The method divides each weight matrix into groups (commonly 128 elements) and computes per-group scales/zero-points, then minimizes quantization error using Hessian-aware techniques. The result is 4-bit weights that maintain high quality, with configurable group sizes, bit widths, and dampening. Multiple kernel backends (ExLlamaV2, Marlin, Triton/CUDA) and device mapping strategies (multi-GPU, CPU offload) let you optimize for speed, memory, or compatibility.

When to use it

  • You must fit 70B+ models on limited GPU RAM or consumer GPUs (RTX 4090/3090).
  • You want ~4× memory reduction with <2% perplexity degradation.
  • You need 3–5× faster inference vs FP16 for production serving.
  • You want to combine quantization with LoRA (QLoRA) for memory‑efficient fine-tuning.
  • You have pre-quantized model files or plan to quantize models before deployment.

Best practices

  • Start with group_size=128 and 4-bit as the recommended default for balance of accuracy and speed.
  • Collect representative calibration snippets (≥128 samples) for accurate quantization.
  • Pick backend by hardware: ExLlamaV2 for general speed, Marlin for Ampere+/H100 when supported, Triton on Linux for moderate gains.
  • Measure perplexity/quality after quantization and adjust group size or desc_act to trade speed vs accuracy.
  • Use device_map and CPU offload for very large models and multi-GPU deployments.

Example use cases

  • Run a 70B Llama model on a single A100 80GB by quantizing to 4-bit and splitting layers with device_map.
  • Deploy a 13B model on an RTX 4090 24GB for local inference with 4× memory reduction.
  • Perform QLoRA fine-tuning on a GPTQ-quantized base model to train adapters with low memory overhead.
  • Batch-generate responses for many prompts with faster tokens/sec using ExLlama or Marlin kernels.
  • Quantize a model, save and push the pre-quantized artifact to a model hub for downstream teams.

FAQ

How much accuracy do I lose with 4-bit GPTQ?
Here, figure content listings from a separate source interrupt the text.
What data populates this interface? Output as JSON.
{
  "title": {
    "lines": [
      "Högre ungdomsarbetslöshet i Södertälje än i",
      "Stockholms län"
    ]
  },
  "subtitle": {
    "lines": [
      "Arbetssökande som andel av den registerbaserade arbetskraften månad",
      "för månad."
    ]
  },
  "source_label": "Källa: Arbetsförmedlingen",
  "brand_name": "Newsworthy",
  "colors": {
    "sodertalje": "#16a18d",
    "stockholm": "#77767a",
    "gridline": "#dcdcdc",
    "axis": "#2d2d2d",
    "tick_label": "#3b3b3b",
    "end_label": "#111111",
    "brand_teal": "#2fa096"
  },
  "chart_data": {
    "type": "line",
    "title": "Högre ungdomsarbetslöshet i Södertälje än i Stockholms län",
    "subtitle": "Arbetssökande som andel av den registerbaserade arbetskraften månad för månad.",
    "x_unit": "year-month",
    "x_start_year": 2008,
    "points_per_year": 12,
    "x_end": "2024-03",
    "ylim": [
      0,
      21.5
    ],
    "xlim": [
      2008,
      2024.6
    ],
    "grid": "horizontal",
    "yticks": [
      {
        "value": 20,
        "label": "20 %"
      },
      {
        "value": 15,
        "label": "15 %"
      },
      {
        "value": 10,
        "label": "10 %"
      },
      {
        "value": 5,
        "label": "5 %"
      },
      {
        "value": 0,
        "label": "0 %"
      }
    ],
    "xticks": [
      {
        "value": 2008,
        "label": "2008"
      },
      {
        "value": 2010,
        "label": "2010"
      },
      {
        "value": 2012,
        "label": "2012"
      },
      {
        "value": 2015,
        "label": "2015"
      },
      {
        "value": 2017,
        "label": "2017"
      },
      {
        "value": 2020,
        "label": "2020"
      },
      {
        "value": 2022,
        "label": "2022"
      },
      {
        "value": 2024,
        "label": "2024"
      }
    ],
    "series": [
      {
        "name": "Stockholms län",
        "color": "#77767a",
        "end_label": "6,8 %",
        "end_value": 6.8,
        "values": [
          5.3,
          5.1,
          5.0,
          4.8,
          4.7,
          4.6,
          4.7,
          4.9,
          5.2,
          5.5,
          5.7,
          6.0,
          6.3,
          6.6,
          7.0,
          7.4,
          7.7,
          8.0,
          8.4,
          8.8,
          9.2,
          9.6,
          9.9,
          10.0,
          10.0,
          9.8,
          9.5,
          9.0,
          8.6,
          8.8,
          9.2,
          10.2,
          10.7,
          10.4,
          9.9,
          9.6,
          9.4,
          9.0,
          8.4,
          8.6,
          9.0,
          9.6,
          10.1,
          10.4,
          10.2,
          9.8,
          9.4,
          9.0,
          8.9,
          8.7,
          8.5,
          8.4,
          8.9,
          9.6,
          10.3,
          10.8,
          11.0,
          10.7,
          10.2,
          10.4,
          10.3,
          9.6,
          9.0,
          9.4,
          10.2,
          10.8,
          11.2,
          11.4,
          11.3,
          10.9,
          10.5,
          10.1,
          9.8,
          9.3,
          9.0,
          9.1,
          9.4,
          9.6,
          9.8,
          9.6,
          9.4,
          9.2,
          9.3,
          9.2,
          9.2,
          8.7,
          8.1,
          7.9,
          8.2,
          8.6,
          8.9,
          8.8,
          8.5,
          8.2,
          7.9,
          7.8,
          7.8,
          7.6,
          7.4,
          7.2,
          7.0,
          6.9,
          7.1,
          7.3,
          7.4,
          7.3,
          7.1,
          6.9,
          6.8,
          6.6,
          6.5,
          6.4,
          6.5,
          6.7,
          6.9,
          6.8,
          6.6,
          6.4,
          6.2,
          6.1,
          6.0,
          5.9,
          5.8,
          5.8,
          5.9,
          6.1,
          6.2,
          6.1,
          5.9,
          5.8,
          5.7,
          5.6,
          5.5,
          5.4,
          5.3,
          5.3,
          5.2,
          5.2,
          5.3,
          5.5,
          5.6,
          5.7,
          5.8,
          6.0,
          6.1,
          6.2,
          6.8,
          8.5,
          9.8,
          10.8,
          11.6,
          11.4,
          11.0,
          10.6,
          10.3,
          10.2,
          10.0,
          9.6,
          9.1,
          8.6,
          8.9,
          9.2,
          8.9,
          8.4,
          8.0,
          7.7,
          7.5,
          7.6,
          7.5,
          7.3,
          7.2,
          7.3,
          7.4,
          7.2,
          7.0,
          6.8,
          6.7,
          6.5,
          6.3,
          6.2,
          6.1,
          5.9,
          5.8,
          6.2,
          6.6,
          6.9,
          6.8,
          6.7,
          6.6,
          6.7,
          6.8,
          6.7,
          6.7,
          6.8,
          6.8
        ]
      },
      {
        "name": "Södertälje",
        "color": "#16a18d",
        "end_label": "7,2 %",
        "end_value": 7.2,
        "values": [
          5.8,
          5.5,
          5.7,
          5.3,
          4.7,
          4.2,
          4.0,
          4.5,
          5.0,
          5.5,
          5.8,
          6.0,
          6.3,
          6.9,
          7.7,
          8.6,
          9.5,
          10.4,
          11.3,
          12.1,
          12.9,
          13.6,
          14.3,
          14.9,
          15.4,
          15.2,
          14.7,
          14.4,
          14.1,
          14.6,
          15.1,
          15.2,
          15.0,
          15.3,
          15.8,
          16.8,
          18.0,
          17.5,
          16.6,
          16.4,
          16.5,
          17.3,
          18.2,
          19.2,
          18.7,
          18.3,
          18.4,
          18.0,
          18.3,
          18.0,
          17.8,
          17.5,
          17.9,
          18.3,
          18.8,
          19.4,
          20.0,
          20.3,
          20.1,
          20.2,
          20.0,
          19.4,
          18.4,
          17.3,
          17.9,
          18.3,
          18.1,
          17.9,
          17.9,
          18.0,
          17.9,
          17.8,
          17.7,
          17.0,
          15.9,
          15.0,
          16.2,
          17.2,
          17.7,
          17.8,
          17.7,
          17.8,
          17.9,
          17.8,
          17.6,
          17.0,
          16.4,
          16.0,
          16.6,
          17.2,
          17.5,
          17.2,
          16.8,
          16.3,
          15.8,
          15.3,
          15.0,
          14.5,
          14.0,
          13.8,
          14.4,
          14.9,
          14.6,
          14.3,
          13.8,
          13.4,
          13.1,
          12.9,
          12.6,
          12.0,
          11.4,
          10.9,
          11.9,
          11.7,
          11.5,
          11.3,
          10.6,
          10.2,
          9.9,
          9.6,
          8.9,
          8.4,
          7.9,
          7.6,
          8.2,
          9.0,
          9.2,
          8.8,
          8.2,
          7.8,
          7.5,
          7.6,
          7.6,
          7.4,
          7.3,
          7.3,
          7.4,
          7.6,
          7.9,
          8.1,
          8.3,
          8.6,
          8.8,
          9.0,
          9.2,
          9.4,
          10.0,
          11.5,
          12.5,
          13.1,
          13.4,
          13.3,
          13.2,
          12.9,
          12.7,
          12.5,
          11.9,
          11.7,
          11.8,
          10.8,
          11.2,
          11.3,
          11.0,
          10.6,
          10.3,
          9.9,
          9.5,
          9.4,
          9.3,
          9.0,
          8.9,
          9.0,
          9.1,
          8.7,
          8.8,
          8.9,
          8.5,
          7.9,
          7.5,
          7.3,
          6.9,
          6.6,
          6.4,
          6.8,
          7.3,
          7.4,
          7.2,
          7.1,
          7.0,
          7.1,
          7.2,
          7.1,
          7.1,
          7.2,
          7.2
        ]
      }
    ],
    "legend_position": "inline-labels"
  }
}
Typical 4-bit GPTQ with group_size=128 shows ~1–2% perplexity degradation vs FP16; smaller groups improve accuracy further at a speed/memory cost.

Which backend should I choose for best throughput?

ExLlamaV2 is generally fastest on many setups; use Marlin on Ampere+/H100 GPUs for up to ~2× speedups, and Triton on Linux where available for moderate gains.